For a recent “Tech.Days On-line UK” presentation I wanted to take the opportunity to illustrate how you can use your home lab to excise all the cool stuff that was packed into the latest version of System Center Virtual Machine Manager 2012 R2 (SCVMM 2012 R2) for storage management. I had a number of options to choose from, but as this was a Microsoft event, I chose to demonstrate the new Scale-Out File Server (SoFS), and Storage Spaces functionality, including the option of having the VMM create the SoFS for us. (If you need a refresher on Scale-Out File Servers and Storage Spaces, refer to some of the great posts from Aidan Finn on Petri IT Knowledgebase.)
Using a home lab to learn new technologies has many advantages, but unfortunately there is almost always one big blocker, which of course is the severe limit of available resources. I have therefore chosen to execute the complete lab on a single Hyper-V host, for both our VMM installation and our two-node SoFS and the supporting Storage Space using a set of shared VHDXs.
It is also worth mentioning, that currently many of the Enterprise Storage vendors are now making available virtual appliances, permitting us to use these in our labs to simulate the enterprise class hardware we might have deployed in our datacenters, so we can safely learn how these technologies integrate without the normal associated risks.

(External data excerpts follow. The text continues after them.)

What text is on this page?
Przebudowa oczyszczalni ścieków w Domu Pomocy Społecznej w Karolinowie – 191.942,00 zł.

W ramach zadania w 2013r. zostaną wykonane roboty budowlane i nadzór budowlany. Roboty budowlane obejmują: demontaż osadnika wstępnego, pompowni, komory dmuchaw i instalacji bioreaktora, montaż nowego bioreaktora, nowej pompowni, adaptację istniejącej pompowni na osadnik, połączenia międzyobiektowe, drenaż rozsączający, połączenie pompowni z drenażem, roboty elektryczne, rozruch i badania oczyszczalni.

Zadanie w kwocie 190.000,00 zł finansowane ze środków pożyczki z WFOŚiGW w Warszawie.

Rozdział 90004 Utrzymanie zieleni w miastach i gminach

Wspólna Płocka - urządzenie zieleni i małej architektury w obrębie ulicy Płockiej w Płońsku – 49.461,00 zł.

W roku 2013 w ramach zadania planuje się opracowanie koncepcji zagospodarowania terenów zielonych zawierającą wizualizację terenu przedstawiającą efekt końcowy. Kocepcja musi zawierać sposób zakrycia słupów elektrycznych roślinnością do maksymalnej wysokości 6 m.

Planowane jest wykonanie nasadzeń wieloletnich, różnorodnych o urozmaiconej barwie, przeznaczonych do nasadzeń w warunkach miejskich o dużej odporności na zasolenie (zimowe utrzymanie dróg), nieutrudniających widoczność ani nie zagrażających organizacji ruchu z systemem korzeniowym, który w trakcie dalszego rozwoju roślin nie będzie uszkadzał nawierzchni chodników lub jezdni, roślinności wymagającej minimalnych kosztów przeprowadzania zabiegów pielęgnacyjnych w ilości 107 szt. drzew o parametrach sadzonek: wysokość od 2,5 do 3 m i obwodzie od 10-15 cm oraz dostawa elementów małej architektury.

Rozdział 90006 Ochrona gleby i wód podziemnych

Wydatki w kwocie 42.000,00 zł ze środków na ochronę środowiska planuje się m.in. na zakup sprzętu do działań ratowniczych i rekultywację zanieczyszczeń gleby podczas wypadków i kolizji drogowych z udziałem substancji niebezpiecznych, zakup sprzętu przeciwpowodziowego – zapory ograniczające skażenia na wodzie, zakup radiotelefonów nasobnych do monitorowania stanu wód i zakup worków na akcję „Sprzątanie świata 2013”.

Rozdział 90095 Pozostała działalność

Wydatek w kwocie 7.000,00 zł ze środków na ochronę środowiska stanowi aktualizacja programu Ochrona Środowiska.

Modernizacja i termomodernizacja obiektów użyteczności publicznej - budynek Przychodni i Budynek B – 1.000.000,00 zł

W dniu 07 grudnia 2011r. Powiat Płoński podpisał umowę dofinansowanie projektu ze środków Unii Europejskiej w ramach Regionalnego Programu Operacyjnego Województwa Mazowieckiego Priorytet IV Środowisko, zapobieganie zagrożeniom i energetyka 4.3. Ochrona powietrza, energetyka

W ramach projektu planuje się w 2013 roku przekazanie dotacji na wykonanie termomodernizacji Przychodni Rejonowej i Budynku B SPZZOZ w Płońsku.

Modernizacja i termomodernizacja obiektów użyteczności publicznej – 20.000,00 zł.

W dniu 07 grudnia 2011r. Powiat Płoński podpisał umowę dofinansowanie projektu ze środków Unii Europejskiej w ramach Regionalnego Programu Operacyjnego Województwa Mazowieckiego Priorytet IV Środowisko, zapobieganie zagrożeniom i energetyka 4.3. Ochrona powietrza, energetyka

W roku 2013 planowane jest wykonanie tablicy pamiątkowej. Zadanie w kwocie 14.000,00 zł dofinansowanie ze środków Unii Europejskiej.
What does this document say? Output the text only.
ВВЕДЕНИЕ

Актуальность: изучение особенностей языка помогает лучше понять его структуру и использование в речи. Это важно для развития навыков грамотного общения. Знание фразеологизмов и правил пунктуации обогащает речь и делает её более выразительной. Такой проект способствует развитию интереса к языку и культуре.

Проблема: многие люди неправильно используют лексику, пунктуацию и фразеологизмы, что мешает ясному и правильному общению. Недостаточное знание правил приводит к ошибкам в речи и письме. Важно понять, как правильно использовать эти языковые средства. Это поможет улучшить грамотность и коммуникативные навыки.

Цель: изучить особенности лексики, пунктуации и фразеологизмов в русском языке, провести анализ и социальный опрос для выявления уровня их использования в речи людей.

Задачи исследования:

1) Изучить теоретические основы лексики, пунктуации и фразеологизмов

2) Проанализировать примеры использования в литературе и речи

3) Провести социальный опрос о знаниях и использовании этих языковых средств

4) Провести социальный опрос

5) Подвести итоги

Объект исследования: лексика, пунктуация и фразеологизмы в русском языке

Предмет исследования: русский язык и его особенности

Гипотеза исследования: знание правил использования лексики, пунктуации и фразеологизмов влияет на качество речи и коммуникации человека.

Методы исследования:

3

SCVMM and Scale-Out File Servers (SoFS)
The latest incarnation of SCVMM has continued to add additional focus to areas that are beyond the basic virtual machine features we have come to expect. In the the 2012 R2 release we now have the ability to not only deploy bare-metal Hyper-V servers, but now we can leverage this time saving feature for deploying our Scale-Out File Servers.
In our home lab, I will skip the bare-metal step and use VMM to elevate an existing Windows Server 2012 R2 VM. Therefore we are going to first need to get two virtual machines (or more) ready before leveraging the VMM wizards. How you deploy these is your choice; it can range from a Hyper-V management console to a nice VMM service template. Either way you will need to setup the following as a bare minimum.
- Two Virtual Machines
- Windows Server 2012 R2
- Single NIC
- 2Gb Dynamic RAM
Shared VHDX Filter
Once you have these VMs online, you will need to consider the shared disk, which will be required for our Storage Spaces. In our lab we can achieve this by leveraging the new Shared VHDX feature in Hyper-V 2012 R2. However, as we are using just a single host and no remote storage, we will need to leverage a feature that is not supported for any kind of production deployment. This feature allows our standalone host to emulate the correct SCSI replies necessary for Hyper-V Shared VHDX to function.
This trick requires that you have some of the binaries, which are distributed as part of the failover clustering role installed to your host. Obviously, this is a home server and we do not have the hardware required to build a cluster, but that is not actually important. All we need is the files to be deployed to the host. We are not going to attempt to do anything else with clustering on our host. Run the following PowerShell command on your host to add the required binaries.
Fantastic! Now you must identify the drive letter on your host on which you plan to use to host the three or more VHDX files which will be used to create your Storage Space. Using the administrative prompt we will execute the following command to enable the storage filter we need. (Remember to replace my sample W: with your hosts drive letter.)
FLTMC.EXE attach svhdxflt W:
Assuming you have no issues, the command will reply with a message similar to the following.
ATTACH successful... Instance Name: svhdxflt
Attach Shared SCSI Virtual Hard Disks
The final step in our preparation is to add the SCSI Virtual Hard Disks to our virtual machines. However, just like a real SAN, we will be attaching two or more VMs to the same virtual hard disks.
To do this, on the first of your VMs create three or more VHDX files and ensure you store these files on the same drive as you attached the filter driver to in the previous step. These disks must also be attached to the SCSI controller of your VM, and if you like you can even use dynamically expanding disks.
Once you have all your new VHDX files created, now enable the new Shared VHDX feature by clicking on the + icon in the hardware pane and selecting the advanced page for your disk, on which you will then need to enable to option Enable Virtual Hard Disk Sharing (as illustrated below).
Note: If you messed up the placement of the VHDX file or loading the filter, you will be presented with an error when you check this box, stating that the necessary SCSI commands are not supported.
Now you can move on to the rest of your selected VMs, and add the newly created VHDX files to these VMs, again ensuring to use the SCSI controller and also checking the option Enable virtual hard disk sharing. Once you apply the change, your VM will be attached to the same disks which we created and attached to the initial VM. You can repeat this procedure for each VM you will add to the Scale-Out File Server.
Great work! You have essentially cabled up your shared storage to two or more servers. You can now power these back up. In the next step we will move over to SCVMM to have it configure the remaining software needed on these VMs, including the file server roles, clustering, etc.
Final comment: Remember the tricks you learned here are for LAB USE ONLY, and are not supported for any kind of production.